Facettensyndrom/ISG-Syndrom
Was ist ein Facetten-/ISG-Syndrom und wie entsteht es?
Die Facettengelenke, auch Wirbelgelenke oder Wirbelbogengelenke genannt, gehören zu den Verbindungen zwischen den Wirbeln. Ist der Abstand, also die Höhe, zwischen den Wirbeln vermindert, funktioniert das Facettengelenk nicht mehr korrekt und wird abgenutzt. Gründe können altersbedingter Verschleiß, Überlastung durch Sport oder schwere körperliche Arbeit sein. Ähnlich verhält es sich auch mit dem ISG (Iliosakralgelenk). Dieses Gelenk befindet sich am unteren Ende der Wirbelsäule und verbindet das Kreuzbein mit dem Becken.
Welche Symptome verursacht ein Facetten-/ISG-Syndrom?
Erkennbar wird das Facetten-/ISG-Syndrom durch:
- Rückenschmerzen, oftmals dumpf und nicht genau lokalisierbar
- Hüftbeschwerden/Beinkrämpfe, falls die Schmerzen in die Beine ausstrahlen
Wie wird das Facetten-/ISG-Syndrom behandelt?
Wie ein Facettensyndrom oder ein ISG-Syndrom im Einzelfall behandelt wird, hängt von mehreren Faktoren ab. Das Team der Wirbelsäulenchirurgie an der Klinik Vincentinum entscheidet je nach Art und Ursachen der Beschwerden über geeignete Therapiemöglichkeiten. Zunächst werden bevorzugt konservative Maßnahmen eingesetzt. Physiotherapeutische Übungen können die Schmerzen in vielen Fällen aktiv lindern, auch medikamentöse Behandlungen sowie Infiltrationen (Facetten-/ISG-Infitlrationen, epidurale Infiltration, lokale Blockaden) sind denkbar. Erst wenn die Beschwerden trotz konservativer Therapiemethoden anhalten, wird ein operativer Eingriff diskutiert, bei dem man etwa einen Wirbelsäulenabschnitt stabilisiert.
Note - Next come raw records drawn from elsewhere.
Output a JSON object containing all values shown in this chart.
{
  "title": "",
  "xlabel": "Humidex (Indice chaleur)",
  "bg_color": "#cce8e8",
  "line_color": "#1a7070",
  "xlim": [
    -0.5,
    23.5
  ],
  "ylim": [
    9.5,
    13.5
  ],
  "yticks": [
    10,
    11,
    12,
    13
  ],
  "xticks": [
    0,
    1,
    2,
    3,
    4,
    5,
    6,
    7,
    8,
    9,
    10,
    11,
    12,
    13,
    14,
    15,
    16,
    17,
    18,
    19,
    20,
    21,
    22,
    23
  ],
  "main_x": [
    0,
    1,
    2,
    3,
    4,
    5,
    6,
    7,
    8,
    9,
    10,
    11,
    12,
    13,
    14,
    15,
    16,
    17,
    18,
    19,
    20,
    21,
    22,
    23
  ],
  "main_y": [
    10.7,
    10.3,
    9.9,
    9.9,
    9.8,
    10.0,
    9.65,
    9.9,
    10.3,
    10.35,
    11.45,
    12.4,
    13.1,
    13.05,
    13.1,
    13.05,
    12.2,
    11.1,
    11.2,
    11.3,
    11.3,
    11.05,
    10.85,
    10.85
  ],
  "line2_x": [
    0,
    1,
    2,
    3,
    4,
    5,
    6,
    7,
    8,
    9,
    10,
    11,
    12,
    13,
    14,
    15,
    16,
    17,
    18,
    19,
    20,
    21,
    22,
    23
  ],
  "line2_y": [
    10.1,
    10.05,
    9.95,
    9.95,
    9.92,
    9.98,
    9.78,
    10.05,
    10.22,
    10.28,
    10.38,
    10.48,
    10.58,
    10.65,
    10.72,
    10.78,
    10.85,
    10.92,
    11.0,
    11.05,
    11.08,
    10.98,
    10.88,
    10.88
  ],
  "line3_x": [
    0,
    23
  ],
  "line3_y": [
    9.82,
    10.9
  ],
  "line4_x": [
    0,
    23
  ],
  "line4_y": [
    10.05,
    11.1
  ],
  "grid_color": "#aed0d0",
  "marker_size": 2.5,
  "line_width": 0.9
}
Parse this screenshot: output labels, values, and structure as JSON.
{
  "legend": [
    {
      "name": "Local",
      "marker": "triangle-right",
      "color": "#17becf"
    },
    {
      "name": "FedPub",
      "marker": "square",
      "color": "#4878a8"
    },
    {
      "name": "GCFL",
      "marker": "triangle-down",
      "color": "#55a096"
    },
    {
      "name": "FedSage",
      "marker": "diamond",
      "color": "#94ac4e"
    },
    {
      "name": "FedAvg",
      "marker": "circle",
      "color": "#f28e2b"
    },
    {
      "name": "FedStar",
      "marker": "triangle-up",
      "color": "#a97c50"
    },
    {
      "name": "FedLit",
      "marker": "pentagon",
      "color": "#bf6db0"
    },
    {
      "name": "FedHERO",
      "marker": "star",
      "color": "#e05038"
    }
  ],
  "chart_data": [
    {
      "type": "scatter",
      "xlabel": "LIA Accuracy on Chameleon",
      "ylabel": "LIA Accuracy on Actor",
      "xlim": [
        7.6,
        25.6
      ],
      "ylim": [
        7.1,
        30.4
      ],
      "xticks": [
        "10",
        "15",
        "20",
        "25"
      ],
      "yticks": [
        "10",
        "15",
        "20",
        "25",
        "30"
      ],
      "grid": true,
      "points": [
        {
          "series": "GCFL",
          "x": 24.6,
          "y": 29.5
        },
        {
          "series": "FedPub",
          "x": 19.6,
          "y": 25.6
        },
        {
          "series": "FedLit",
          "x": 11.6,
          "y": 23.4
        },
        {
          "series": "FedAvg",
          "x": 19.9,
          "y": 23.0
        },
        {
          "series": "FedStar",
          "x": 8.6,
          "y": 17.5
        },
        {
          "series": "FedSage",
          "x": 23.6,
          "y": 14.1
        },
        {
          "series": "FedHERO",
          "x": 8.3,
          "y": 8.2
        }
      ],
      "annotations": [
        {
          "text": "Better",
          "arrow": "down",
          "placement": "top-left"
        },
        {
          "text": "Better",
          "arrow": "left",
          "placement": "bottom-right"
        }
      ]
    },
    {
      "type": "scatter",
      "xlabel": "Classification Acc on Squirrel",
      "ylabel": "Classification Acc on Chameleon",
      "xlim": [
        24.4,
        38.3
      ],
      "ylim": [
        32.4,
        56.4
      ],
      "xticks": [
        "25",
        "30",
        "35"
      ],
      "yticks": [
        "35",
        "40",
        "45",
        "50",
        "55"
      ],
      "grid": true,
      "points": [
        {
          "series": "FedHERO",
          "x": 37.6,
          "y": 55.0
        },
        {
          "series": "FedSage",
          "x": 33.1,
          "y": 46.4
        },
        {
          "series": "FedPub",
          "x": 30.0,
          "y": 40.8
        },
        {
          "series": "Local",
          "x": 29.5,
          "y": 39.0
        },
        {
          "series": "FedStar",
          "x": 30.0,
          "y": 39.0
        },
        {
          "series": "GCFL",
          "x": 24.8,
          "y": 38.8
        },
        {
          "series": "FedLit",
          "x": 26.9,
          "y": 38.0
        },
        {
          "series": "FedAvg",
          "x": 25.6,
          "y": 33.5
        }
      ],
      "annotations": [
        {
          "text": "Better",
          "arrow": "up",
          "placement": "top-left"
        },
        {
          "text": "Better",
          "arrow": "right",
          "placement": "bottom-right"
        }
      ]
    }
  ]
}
Wie läuft eine Infiltrationstherapie bei Facettensyndrom ab?
Wenn eine Infiltrationstherapie sinnvoll ist, wird diese in der Regel ambulant durchgeführt. Nach einem Aufklärungsgespräch und einer körperlichen Untersuchung wird die Nadel in Bauchlage unter Röntgenkontrolle gezielt an der Stelle der Wirbelsäule platziert, von der die Schmerzen vermutlich ausgehen (Halswirbelsäule, Brustwirbelsäule, Lendenwirbelsäule oder Kreuzbein). Anschließend wird das Medikament vorsichtig über die Nadel verabreicht. Der eigentliche Eingriff dauert nicht länger als zwei bis fünf Minuten. Danach erfolgt eine etwa 20-minütige Überwachung im dafür vorgesehenen Wachraum. Erst wenn sichergestellt ist, dass keine Nebenwirkungen aufgetreten sind, wird der Patient entlassen. Das selbstständige Führen eines Fahrzeugs ist anschließend nicht gestattet. Der Patient sollte sich nach dem Eingriff abholen lassen. Ansonsten bestehen keine weiteren Einschränkungen. Wenn die Behandlung erfolgreich ist, kann die Infiltration wiederholt werden.
Wie läuft eine Facettengelenkoperation ab?
Zeigt sich auch nach mehreren Infiltrationsbehandlungen eine gute Wirkung, kann anschließend eine Denervierung (Unterbrechung von Nervenbahnen) erfolgen. Diese wird in der Regel endoskopisch und in kurzer Vollnarkose im Operationssaal durchgeführt. Danach sollte die Schmerzfreiheit dauerhaft anhalten.